Brock & Co even had a minor place in California legal history, as they sought to have a 1937 tax assessment reduced, arguing that much of their valuable stock was not in Los Angeles but actually in Hawaii and therefore not subject to the duties set by the LA County Board of Supervisors. They lost at the California Supreme Court.
George Brock retired in the 1960s and the Clifton family, who ran a network of popular cafeterias, bought the building out from him to install one of their franchises. Clifton’s Silver Spoon Cafeteria operated until 1997 – Jack Kerouac mentions eating at one of their LA locations in On The Road.
After that, the building briefly fell into disrepair, victim of the utter hollowing-out of DTLA in the years following the 1960s. History picked it back up as part of the vaunted Downtown LA revival in the late aughts, when a restauranteur refurbished its second floor and opened Seven Grand, a whiskey bar. Heads swiveled apace as young creatives poured into the watering hole, and a buzzy Mexican restaurant, Más Malo, followed the whiskey bar into operation a few years later.
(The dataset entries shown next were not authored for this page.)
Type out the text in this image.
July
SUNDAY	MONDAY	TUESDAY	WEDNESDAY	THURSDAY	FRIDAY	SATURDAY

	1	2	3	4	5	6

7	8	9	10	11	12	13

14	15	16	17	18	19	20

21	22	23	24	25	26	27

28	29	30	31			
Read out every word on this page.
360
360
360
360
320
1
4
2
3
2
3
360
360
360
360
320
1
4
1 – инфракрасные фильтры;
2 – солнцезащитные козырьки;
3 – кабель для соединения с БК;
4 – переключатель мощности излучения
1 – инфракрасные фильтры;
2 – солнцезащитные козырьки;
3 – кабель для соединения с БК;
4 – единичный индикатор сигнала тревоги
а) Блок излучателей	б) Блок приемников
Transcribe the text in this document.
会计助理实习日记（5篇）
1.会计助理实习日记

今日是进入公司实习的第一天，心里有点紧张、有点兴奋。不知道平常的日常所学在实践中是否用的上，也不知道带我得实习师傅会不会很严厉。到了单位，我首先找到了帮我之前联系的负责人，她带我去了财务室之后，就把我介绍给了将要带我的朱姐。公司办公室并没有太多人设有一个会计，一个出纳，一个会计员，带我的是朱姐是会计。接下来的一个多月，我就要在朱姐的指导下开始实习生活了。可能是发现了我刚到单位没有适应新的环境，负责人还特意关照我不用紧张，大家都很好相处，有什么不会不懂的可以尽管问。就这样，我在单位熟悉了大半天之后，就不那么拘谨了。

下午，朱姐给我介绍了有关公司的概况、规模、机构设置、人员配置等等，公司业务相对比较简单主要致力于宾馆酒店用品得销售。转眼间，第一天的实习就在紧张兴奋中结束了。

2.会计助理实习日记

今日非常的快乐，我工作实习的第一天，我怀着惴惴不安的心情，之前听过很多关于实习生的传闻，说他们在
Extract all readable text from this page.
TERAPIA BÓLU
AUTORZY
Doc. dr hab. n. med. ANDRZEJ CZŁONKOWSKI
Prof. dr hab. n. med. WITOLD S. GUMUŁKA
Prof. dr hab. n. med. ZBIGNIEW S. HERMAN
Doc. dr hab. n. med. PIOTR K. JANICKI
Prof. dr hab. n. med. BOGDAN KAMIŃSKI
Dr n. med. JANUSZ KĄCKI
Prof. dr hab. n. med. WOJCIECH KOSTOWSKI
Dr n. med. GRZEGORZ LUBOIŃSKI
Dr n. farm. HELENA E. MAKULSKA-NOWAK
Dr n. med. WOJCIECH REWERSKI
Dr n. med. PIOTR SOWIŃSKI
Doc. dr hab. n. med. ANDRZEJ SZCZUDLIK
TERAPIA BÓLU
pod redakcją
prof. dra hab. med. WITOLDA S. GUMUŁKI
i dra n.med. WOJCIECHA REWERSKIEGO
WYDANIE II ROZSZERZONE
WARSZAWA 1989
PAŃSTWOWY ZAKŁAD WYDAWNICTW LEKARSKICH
Network producers apparently liked the old styling of the Brock building’s interior too – Scandal and Parks & Rec both have scenes filmed there.
Más Malo met an abrupt end sometime in 2018, and the pandemic has meant that Seven Grand and Bar Jackalope, its speakeasy, have been shut for some time now. But I have faith that the life contained within William Dodd’s otherworldly Spanish terra cotta and marble creation, dropped into the middle of what was once an old pueblo by the mid-century California king of diamonds, will rise again.